Interestingly, the control HPLF cells cultured without osteogenic inducer also secreted alkaline phosphatase on day 21, which was comparatively higher than the earlier culture on day 1. These data revealed that the undifferentiated HPLF cells also secrete a certain amount of alkaline phosphatase but not osteocalcin. To support this finding, an earlier study already proved that HPLF cells secrete alkaline phosphatase similar to human alveolar bone cells and the secreted amount was increased by 7.5-fold in presence of 1,25 (OH)2-vitamin D3 . To the best of our knowledge, the undifferentiated HPLF cells could not secrete osteocalcin, however, they do secrete osteocalcin when they become differentiated osteogenic cells (Fig. 8). This hypothesis was also confirmed by alizarin red mineral staining (using histochemistry), gene (using RT-PCR) and protein (using western blot) expressions of this study.
As discussed earlier, the histochemical analysis of alizarin red mineral staining in osteogenic induced groups shown positive deposition, which was mainly due to the presence of calcium, however variation in the pattern of deposition was observed in 2D and 3D cultures. More specifically, 3D matrix cultured cells produced nodules with high-density areas that stained dark red, while 2D cells showed homogeneously spread deposition of mineral in a fiber-like pattern. However, no mineral deposition was observed in undifferentiated HPLF cells. A previous report showed that DPA cells from dental pulp tissue, SHED cells from
roots of the deciduous teeth, PDL cells from the middle third of the root surface and SCAP cells from root apical papilla showed positive mineral staining after 21 days of osteogenic induction .

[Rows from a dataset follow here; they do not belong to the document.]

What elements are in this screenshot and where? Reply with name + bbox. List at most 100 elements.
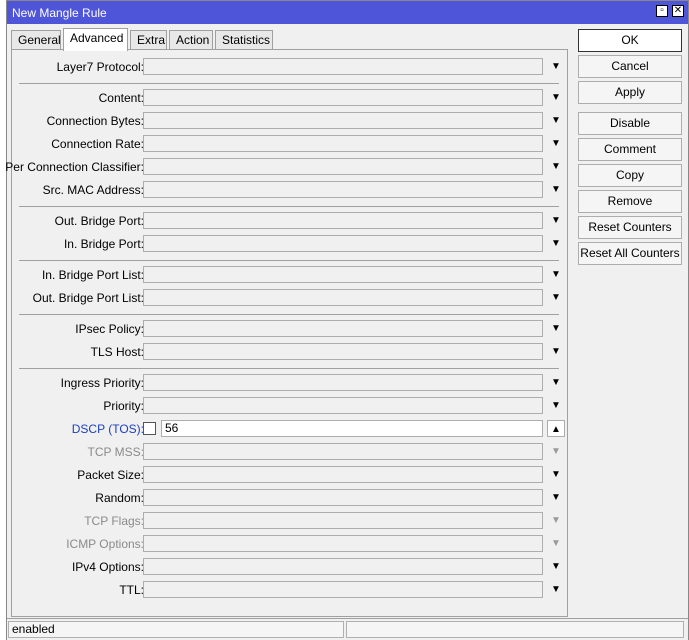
divider (19, 206, 559, 207)
layer7-protocol-label: Layer7 Protocol: (56, 60, 144, 74)
dscp-tos-input[interactable]: 56 (161, 420, 543, 437)
ipsec-policy-label: IPsec Policy: (75, 322, 144, 336)
advanced-panel: Layer7 Protocol: ▼ Content: ▼ Connection… (5, 49, 568, 617)
layer7-protocol-input[interactable] (143, 58, 543, 75)
dropdown-arrow-icon[interactable]: ▼ (547, 158, 565, 175)
priority-label: Priority: (103, 399, 144, 413)
connection-rate-input[interactable] (143, 135, 543, 152)
content-label: Content: (98, 91, 144, 105)
apply-button[interactable]: Apply (578, 81, 682, 104)
dropdown-arrow-icon[interactable]: ▼ (547, 89, 565, 106)
tab-general[interactable]: General (11, 30, 61, 50)
content-input[interactable] (143, 89, 543, 106)
per-connection-classifier-row: Per Connection Classifier: ▼ (5, 157, 568, 177)
src-mac-address-input[interactable] (143, 181, 543, 198)
tls-host-row: TLS Host: ▼ (12, 342, 568, 362)
dropdown-arrow-icon[interactable]: ▼ (547, 289, 565, 306)
dropdown-arrow-icon[interactable]: ▼ (547, 466, 565, 483)
dscp-tos-label: DSCP (TOS): (71, 422, 144, 436)
divider (19, 83, 559, 84)
packet-size-label: Packet Size: (77, 468, 144, 482)
dropdown-arrow-icon[interactable]: ▼ (547, 581, 565, 598)
random-label: Random: (95, 491, 144, 505)
ipsec-policy-input[interactable] (143, 320, 543, 337)
reset-counters-button[interactable]: Reset Counters (578, 216, 682, 239)
ingress-priority-label: Ingress Priority: (60, 376, 144, 390)
per-connection-classifier-input[interactable] (143, 158, 543, 175)
dropdown-arrow-icon[interactable]: ▼ (547, 558, 565, 575)
random-row: Random: ▼ (12, 488, 568, 508)
packet-size-row: Packet Size: ▼ (12, 465, 568, 485)
tab-advanced[interactable]: Advanced (63, 28, 128, 51)
close-icon[interactable]: ✕ (672, 5, 684, 17)
tls-host-input[interactable] (143, 343, 543, 360)
tab-statistics[interactable]: Statistics (215, 30, 273, 50)
comment-button[interactable]: Comment (578, 138, 682, 161)
dropdown-arrow-icon[interactable]: ▼ (547, 397, 565, 414)
tls-host-label: TLS Host: (90, 345, 144, 359)
status-extra (346, 621, 684, 638)
spinner-up-icon[interactable]: ▲ (547, 420, 565, 437)
cancel-button[interactable]: Cancel (578, 55, 682, 78)
out-bridge-port-row: Out. Bridge Port: ▼ (12, 211, 568, 231)
dropdown-arrow-icon[interactable]: ▼ (547, 374, 565, 391)
dropdown-arrow-icon: ▼ (551, 538, 561, 549)
tab-action[interactable]: Action (169, 30, 213, 50)
dropdown-arrow-icon[interactable]: ▼ (547, 266, 565, 283)
priority-row: Priority: ▼ (12, 396, 568, 416)
content-row: Content: ▼ (12, 88, 568, 108)
priority-input[interactable] (143, 397, 543, 414)
packet-size-input[interactable] (143, 466, 543, 483)
icmp-options-row: ICMP Options: ▼ (12, 534, 568, 554)
copy-button[interactable]: Copy (578, 164, 682, 187)
disable-button[interactable]: Disable (578, 112, 682, 135)
ingress-priority-row: Ingress Priority: ▼ (12, 373, 568, 393)
status-bar: enabled (7, 618, 688, 640)
connection-bytes-input[interactable] (143, 112, 543, 129)
dscp-negate-checkbox[interactable] (143, 422, 156, 435)
tcp-mss-label: TCP MSS: (87, 445, 144, 459)
out-bridge-port-input[interactable] (143, 212, 543, 229)
per-connection-classifier-label: Per Connection Classifier: (5, 160, 144, 174)
dropdown-arrow-icon[interactable]: ▼ (547, 181, 565, 198)
icmp-options-input (143, 535, 543, 552)
in-bridge-port-input[interactable] (143, 235, 543, 252)
dropdown-arrow-icon[interactable]: ▼ (547, 320, 565, 337)
reset-all-counters-button[interactable]: Reset All Counters (578, 242, 682, 265)
window-title: New Mangle Rule (12, 6, 107, 20)
ipv4-options-row: IPv4 Options: ▼ (12, 557, 568, 577)
tcp-flags-input (143, 512, 543, 529)
in-bridge-port-list-row: In. Bridge Port List: ▼ (12, 265, 568, 285)
in-bridge-port-list-input[interactable] (143, 266, 543, 283)
ipv4-options-input[interactable] (143, 558, 543, 575)
divider (19, 260, 559, 261)
connection-bytes-label: Connection Bytes: (46, 114, 144, 128)
status-state: enabled (8, 621, 344, 638)
dropdown-arrow-icon[interactable]: ▼ (547, 112, 565, 129)
tcp-mss-input (143, 443, 543, 460)
dropdown-arrow-icon[interactable]: ▼ (547, 135, 565, 152)
ttl-input[interactable] (143, 581, 543, 598)
dropdown-arrow-icon[interactable]: ▼ (547, 489, 565, 506)
tab-extra[interactable]: Extra (130, 30, 167, 50)
in-bridge-port-list-label: In. Bridge Port List: (41, 268, 144, 282)
random-input[interactable] (143, 489, 543, 506)
connection-rate-label: Connection Rate: (51, 137, 144, 151)
dropdown-arrow-icon[interactable]: ▼ (547, 212, 565, 229)
connection-bytes-row: Connection Bytes: ▼ (12, 111, 568, 131)
dropdown-arrow-icon[interactable]: ▼ (547, 343, 565, 360)
dropdown-arrow-icon: ▼ (551, 446, 561, 457)
tcp-mss-row: TCP MSS: ▼ (12, 442, 568, 462)
out-bridge-port-list-label: Out. Bridge Port List: (32, 291, 144, 305)
ingress-priority-input[interactable] (143, 374, 543, 391)
ok-button[interactable]: OK (578, 29, 682, 52)
layer7-protocol-row: Layer7 Protocol: ▼ (12, 57, 568, 77)
dropdown-arrow-icon[interactable]: ▼ (547, 58, 565, 75)
ttl-label: TTL: (119, 583, 144, 597)
src-mac-address-label: Src. MAC Address: (42, 183, 144, 197)
out-bridge-port-list-input[interactable] (143, 289, 543, 306)
dropdown-arrow-icon[interactable]: ▼ (547, 235, 565, 252)
maximize-icon[interactable]: ▫ (656, 5, 668, 17)
ipv4-options-label: IPv4 Options: (71, 560, 144, 574)
remove-button[interactable]: Remove (578, 190, 682, 213)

At the same time, CB3D matrix accelerated gene and protein expressions of collagen, osteocalcin and Runx2 in differentiated HPLF cells, which reveals that the CB3D matrix-supported osteogenic differentiation of HPLF cells through Runx2 signaling pathway. To support this finding, previous reports claim that the osteogenic differentiation of HPLF cells is regulated by phosphorylation of Runx2 via ERK 1/2 pathway , canonical Wnt/β-catenin signaling  and Runx2/Cbfa1/Osf2 pathway . Interestingly, a recent study explained that the hydrolysed fish collagen from Tilapia scale treatment without any inducers upregulated osteogenic markers such as alkaline phosphatase, collagen I, Runx2 and osteocalcin, and the osteogenic stimulatory effect of hydrolysed fish collagen was intermediated by ERK signaling pathways  . Previous in vitro and in vivo studies have shown that the osteogenic gene and protein (Runx2 and OPN) expressions in HPLF cells were upregulated by bioactive glass-chitosan composite collagen membrane, and also confirmed the bone tissue regenerative capacity of this composite membrane in the furcation defect dogs . In the present study, the osteogenic stimulatory effect was much pronounced in 3D system than 2D, which might be due to the resemblance of the 3D matrix as periodontal tissue that provides an actual microenvironment for the differentiation of HPLF cells.

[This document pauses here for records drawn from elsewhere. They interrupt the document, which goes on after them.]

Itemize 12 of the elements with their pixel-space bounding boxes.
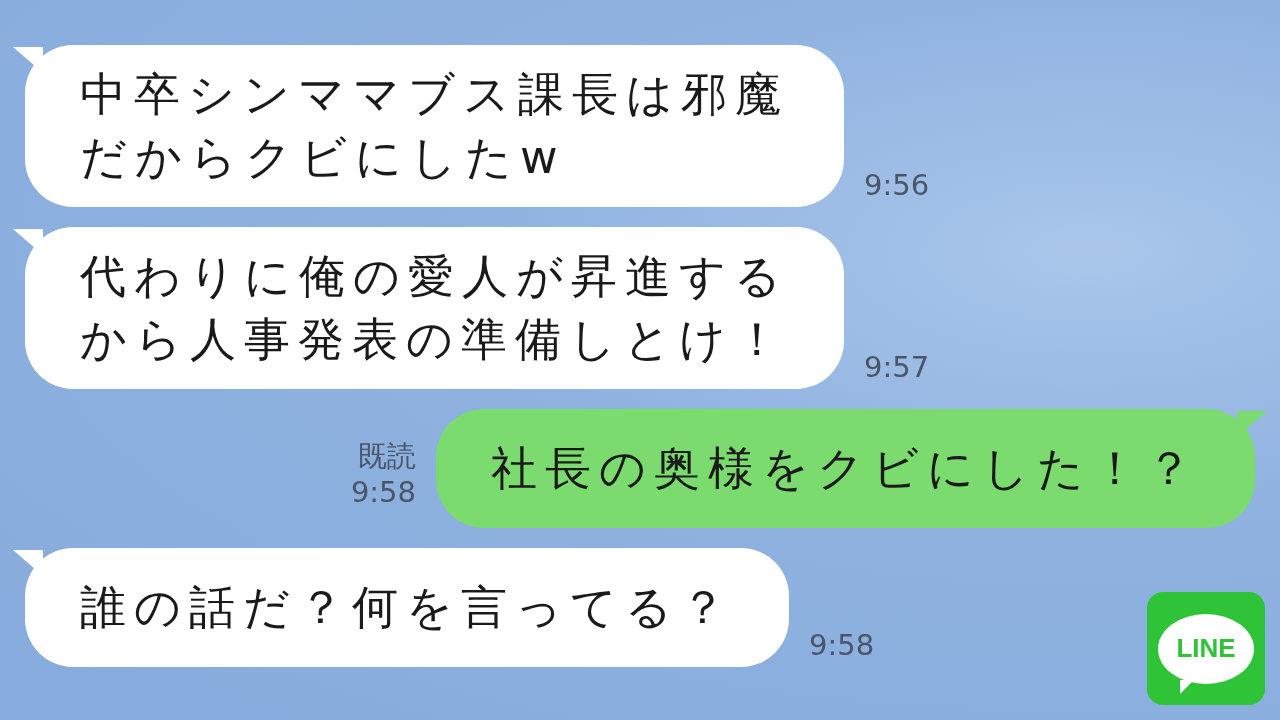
logo-text: LINE — [1176, 633, 1236, 664]
read-receipt: 既読 — [358, 438, 416, 474]
message-text: 中卒シンママブス課長は邪魔 — [80, 66, 789, 123]
message-time: 9:57 — [864, 349, 930, 385]
message-time: 9:58 — [350, 474, 416, 510]
message-text: から人事発表の準備しとけ！ — [80, 311, 789, 368]
message-text: 代わりに俺の愛人が昇進する — [80, 248, 789, 305]
message-text: 誰の話だ？何を言ってる？ — [80, 579, 734, 636]
message-time: 9:56 — [864, 167, 930, 203]
message-text: 社長の奥様をクビにした！？ — [491, 440, 1200, 497]
message-time: 9:58 — [809, 627, 875, 663]
message-text: だからクビにしたw — [80, 129, 567, 186]
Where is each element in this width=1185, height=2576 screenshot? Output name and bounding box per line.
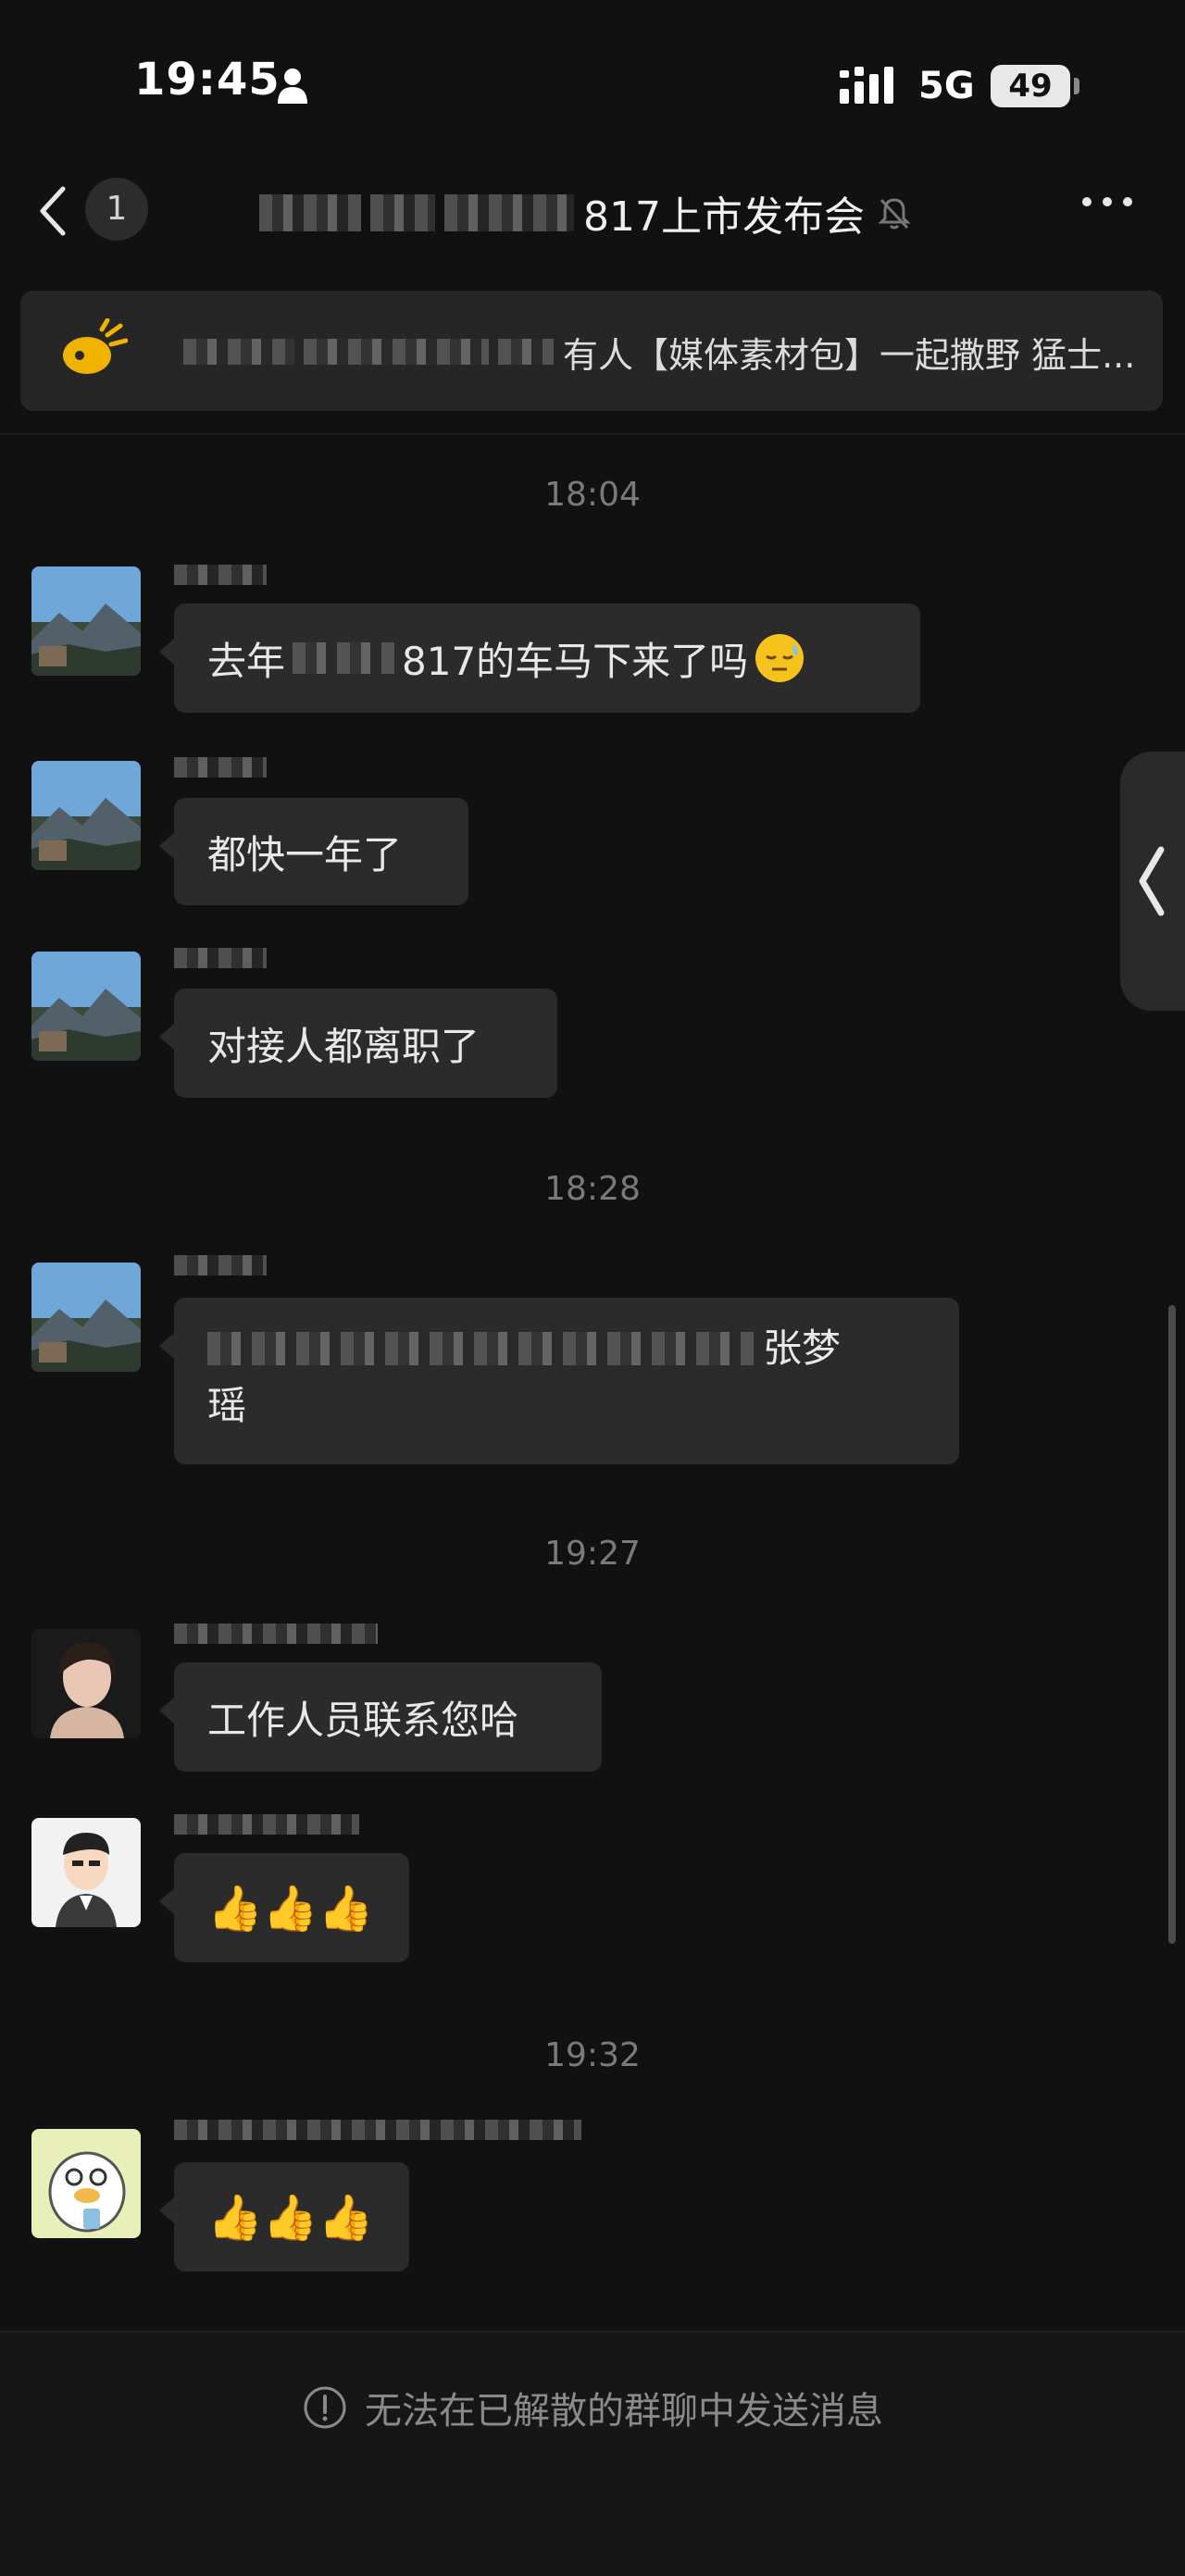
mute-bell-icon [878,198,911,230]
avatar[interactable] [31,1818,141,1927]
battery-tip [1074,78,1079,94]
redacted-text [183,339,294,365]
portrait-avatar-image [31,1629,141,1738]
avatar[interactable] [31,1263,141,1372]
redacted-sender [174,1814,359,1835]
disabled-input-notice: 无法在已解散的群聊中发送消息 [0,2381,1185,2434]
message-bubble[interactable]: 工作人员联系您哈 [159,1662,602,1772]
redacted-title-part [370,194,435,231]
redacted-sender [174,565,267,585]
message-bubble[interactable]: 张梦 瑶 [159,1298,959,1464]
redacted-text [293,642,395,674]
message-bubble[interactable]: 都快一年了 [159,798,468,905]
sender-name [174,1255,267,1285]
message-text: 去年 [207,638,286,684]
time-separator: 19:27 [544,1535,641,1573]
sender-name [174,565,267,594]
avatar[interactable] [31,952,141,1061]
time-separator: 18:04 [544,476,641,514]
mountain-avatar-image [31,952,141,1061]
redacted-sender [174,2120,581,2140]
chat-title[interactable]: 817上市发布会 [259,185,963,241]
mountain-avatar-image [31,1263,141,1372]
network-label: 5G [918,65,975,107]
sender-name [174,1624,396,1653]
avatar[interactable] [31,2129,141,2238]
redacted-title-part [444,194,574,231]
scrollbar[interactable] [1168,1305,1176,1944]
message-text: 817的车马下来了吗 [402,638,749,684]
message-bubble[interactable]: 对接人都离职了 [159,989,557,1098]
redacted-text [498,339,554,365]
message-text: 瑶 [207,1383,247,1428]
mountain-avatar-image [31,566,141,676]
redacted-sender [174,757,267,778]
sender-name [174,1814,378,1844]
message-text: 张梦 [763,1325,842,1371]
battery-indicator: 49 [991,65,1070,107]
cartoon-man-avatar-image [31,1818,141,1927]
sender-name [174,757,267,787]
sender-name [174,2120,618,2149]
redacted-text [207,1332,754,1365]
status-time: 19:45 [134,54,281,106]
sender-name [174,948,267,977]
side-panel-handle[interactable] [1120,752,1185,1011]
person-icon [278,68,307,104]
sleepy-emoji-icon [755,634,805,682]
avatar[interactable] [31,566,141,676]
message-bubble[interactable]: 👍👍👍 [159,1853,409,1962]
mountain-avatar-image [31,761,141,870]
redacted-title-part [259,194,361,231]
status-bar: 19:45 5G 49 [0,0,1185,157]
megaphone-icon [63,318,128,374]
avatar[interactable] [31,1629,141,1738]
announcement-content: 有人【媒体素材包】一起撒野 猛士... [183,324,1146,380]
chat-header: 1 817上市发布会 [0,157,1185,268]
chat-title-text: 817上市发布会 [583,193,865,241]
footer-notice-text: 无法在已解散的群聊中发送消息 [365,2390,883,2433]
message-bubble[interactable]: 👍👍👍 [159,2162,409,2271]
message-text-block: 张梦 瑶 [207,1320,841,1435]
avatar[interactable] [31,761,141,870]
chat-footer: 无法在已解散的群聊中发送消息 [0,2331,1185,2576]
redacted-text [304,339,489,365]
group-announcement[interactable]: 有人【媒体素材包】一起撒野 猛士... [20,291,1163,411]
message-bubble[interactable]: 去年 817的车马下来了吗 [159,604,920,713]
header-divider [0,433,1185,435]
chevron-left-icon [1139,846,1165,916]
back-arrow-icon[interactable] [35,183,72,239]
redacted-sender [174,1255,267,1276]
more-icon[interactable] [1079,193,1135,211]
redacted-sender [174,1624,378,1644]
signal-icon [840,67,893,104]
duck-avatar-image [31,2129,141,2238]
unread-count-badge[interactable]: 1 [85,178,148,241]
time-separator: 18:28 [544,1170,641,1208]
info-icon [304,2386,346,2429]
redacted-sender [174,948,267,968]
time-separator: 19:32 [544,2036,641,2074]
announcement-text: 有人【媒体素材包】一起撒野 猛士... [563,334,1136,376]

The present findings demonstrate for the first time, undifferentiated HPLF cells could not secrete osteocalcin. CB3D matrix prepared with sodium alginate and titanium oxide could support the osteogenic stimulation of HPLF cells by accelerating collagen, alkaline phosphatase and osteocalcin through a RUNX2 signaling mechanism. Interestingly, this study revealed that osteogenic differentiation ability of inducers-treated HPLF cells was accelerated by CB3D matrix. Accordingly, the fabricated CB3D matrix with good osteogenic ability serves as a novel biomaterial for the treatment of periodontal impairment.